Power package

Two River Hill rushers help the team get off to a 6-0 start, a probable fourth straight playoff berth and 10 wins in a row

Football

October 18, 2006|By Lem Satterfield | Lem Satterfield,sun reporter

At first glance, defenses could underestimate River Hill running backs Zach Martin and Michael Campanaro.

They're both 5 feet 10 with easy smiles and mild dispositions. Martin, a junior, has blond hair and weighs 175 pounds. Campanaro, a sophomore, is 10 pounds lighter with dark hair.

But given a helmet, shoulder pads and a football, they morph into a pair of intense 16-year-old speed demons for the No. 2-ranked Hawks.

"Michael is a playmaker for us on offense, defense and special teams. He's our outside running threat, a great pass receiver and returns kicks and plays cornerback," said Hawks coach Brian Van Deusen, who has a 56-15 record in seven seasons.

"Zach's the leader and best player on our defense, where he started [at linebacker] as a sophomore last year," Van Deusen said. "But he's stepped into the running back position this year and done an outstanding job, breaking a lot of tackles and averaging over 100 yards per game."

Van Deusen called the duo "thunder and lightning" after the Hawks' 32-16 victory over Long Reach on Oct. 6.

In that game, they scored all five of the Hawks' touchdowns and combined for 461 all-purpose yards. They also made 15 tackles apiece in a matchup of defending Howard County co-champions.

The Hawks (6-0) are riding a 10-game winning streak against the county dating back to last year's 15-14 loss to Long Reach. River Hill is 35-4 against league competition (including playoff games) since the start of the 2003 season and has all but wrapped up its fourth straight county title. With four games left, the Hawks' fourth straight Class 3A playoff berth is in sight.

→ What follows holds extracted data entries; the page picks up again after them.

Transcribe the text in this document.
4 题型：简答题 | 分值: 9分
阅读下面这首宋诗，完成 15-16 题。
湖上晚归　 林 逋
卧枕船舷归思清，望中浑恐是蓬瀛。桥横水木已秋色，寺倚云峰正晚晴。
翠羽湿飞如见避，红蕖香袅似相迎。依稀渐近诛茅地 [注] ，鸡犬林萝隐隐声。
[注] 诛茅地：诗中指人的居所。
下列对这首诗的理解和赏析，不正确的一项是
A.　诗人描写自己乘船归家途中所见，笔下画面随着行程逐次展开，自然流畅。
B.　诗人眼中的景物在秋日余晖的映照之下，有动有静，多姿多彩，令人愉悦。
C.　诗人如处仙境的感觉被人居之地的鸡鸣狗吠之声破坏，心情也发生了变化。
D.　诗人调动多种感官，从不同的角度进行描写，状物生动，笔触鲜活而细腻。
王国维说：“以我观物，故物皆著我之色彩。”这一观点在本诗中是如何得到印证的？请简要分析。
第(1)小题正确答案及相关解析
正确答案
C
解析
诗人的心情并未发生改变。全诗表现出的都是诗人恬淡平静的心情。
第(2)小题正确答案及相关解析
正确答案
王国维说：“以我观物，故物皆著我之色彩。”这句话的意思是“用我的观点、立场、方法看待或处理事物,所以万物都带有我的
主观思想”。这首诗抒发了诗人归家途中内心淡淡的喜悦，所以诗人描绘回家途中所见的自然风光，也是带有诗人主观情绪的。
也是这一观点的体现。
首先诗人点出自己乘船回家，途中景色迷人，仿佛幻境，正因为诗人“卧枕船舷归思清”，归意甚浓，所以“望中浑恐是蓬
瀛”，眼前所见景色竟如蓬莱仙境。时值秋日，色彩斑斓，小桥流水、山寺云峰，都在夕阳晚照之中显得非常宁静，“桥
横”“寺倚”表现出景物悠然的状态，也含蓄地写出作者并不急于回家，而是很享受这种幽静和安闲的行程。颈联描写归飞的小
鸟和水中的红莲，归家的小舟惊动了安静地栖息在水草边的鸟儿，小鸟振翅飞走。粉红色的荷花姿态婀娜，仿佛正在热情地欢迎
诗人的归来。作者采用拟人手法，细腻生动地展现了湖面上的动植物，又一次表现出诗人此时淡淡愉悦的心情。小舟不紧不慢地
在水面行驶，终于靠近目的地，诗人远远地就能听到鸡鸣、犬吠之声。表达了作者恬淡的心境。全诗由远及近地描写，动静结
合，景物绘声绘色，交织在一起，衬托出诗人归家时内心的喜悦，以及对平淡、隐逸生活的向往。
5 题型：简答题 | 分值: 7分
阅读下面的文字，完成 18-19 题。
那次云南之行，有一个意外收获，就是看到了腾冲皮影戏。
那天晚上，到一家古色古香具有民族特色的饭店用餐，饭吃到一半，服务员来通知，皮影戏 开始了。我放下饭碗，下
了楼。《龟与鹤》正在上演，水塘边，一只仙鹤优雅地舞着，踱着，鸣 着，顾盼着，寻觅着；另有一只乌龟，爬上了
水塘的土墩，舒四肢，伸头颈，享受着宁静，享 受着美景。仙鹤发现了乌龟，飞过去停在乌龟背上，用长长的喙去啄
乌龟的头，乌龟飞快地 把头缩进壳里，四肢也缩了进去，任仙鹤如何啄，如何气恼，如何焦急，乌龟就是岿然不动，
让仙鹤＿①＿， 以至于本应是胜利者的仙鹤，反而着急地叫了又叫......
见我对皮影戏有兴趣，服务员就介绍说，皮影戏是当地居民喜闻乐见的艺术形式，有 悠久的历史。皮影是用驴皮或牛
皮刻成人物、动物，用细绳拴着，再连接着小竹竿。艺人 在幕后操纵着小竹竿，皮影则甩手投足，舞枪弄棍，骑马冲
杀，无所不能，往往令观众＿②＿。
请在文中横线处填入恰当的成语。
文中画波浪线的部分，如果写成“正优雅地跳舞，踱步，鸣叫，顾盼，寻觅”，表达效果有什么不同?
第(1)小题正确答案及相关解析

Behind linemen Greg Nowak, Zach Robinson, Ryan Bounds, Matt Jaso, Eddie Roth and Chris Rhodes, whose average size is 6-2, 230 pounds, Martin rushed for 236 yards and scores of 6, 20 and 20 yards, respectively, on 29 carries against Long Reach.

Campanaro finished with 225 all-purpose yards, including a 60-yard touchdown run and an acrobatic, fingertip catch of a 76-yard scoring pass from Dan Hostetler.

"From the very first series, they made it look so easy," said Hostetler, a senior whose offensive line outplayed a Long Reach defensive line whose average size is 6-1, 302 pounds. "They were seeing the holes and hitting them so quickly; I was shocked."

The duo did an equal amount of damage on defense, where Martin made a tackle for lost yardage and disrupted three passes, and Campanaro had three solo tackles against second-team All-Metro pick Keith Richardson, Long Reach's star quarterback-running back.

Martin said he "was always a year ahead of" Campanaro during their days in the Columbia Bulldogs' recreation leagues, "but I watched him play, and I thought he was really good."

As a freshman, Campanaro, in turn, watched Martin, whom he called, "a good, hard runner, even though he played mostly defense."

"I figured, one day, we could be in the backfield and complement each other -- and I was right," Campanaro said. "I block for him, he blocks for me. And with his power and my shiftiness, our misdirection plays can throw people off. "

It's impressive that the two have done so well as underclassmen, but not surprising given their bloodlines.

Martin's brothers, Chris, 21, and, Tyler, 19, a senior and sophomore playing at McDaniel College, both starred on past River Hill teams, as did Campanaro's brother, Nick. In addition, Todd Martin and Attilio Campanaro, the boys' fathers, serve as Van Deusen's assistants.

Zach Martin set single-season school records in four defensive categories last year in total tackles (169), solo tackles (95), assists (74) and tackles for lost yardage (22). In Friday night's 34-19 rout of Atholton, Martin rushed for 159 yards and four touchdowns, the latter tying Tyler Martin's single-game scoring record at River Hill.

Still, "it seems like no matter what I do, I'm still going to be, little brother around the house," Zach Martin said. "Especially with Tyler."

Michael Campanaro endures similar comparisons to Nick, whose 167 yards rushing and three touchdowns sparked last year's 34-28 victory over Severna Park for River Hill's first Class 3A East regional title and a berth in its first state semifinal during a school-record 11-2 season.

For comparison, Martin and Campanaro need only look to Hostetler and Nowak, each of whom is a younger brother of a former Hawks player.

"They had older siblings who played years before -- similar pedigree, similar talents -- so the expectations of Zach and Mike were there before they proved themselves," said senior tight end Nowak, a second-team All-Metro pick whose brother, Ben, earned All-Metro honors at River Hill in 2003.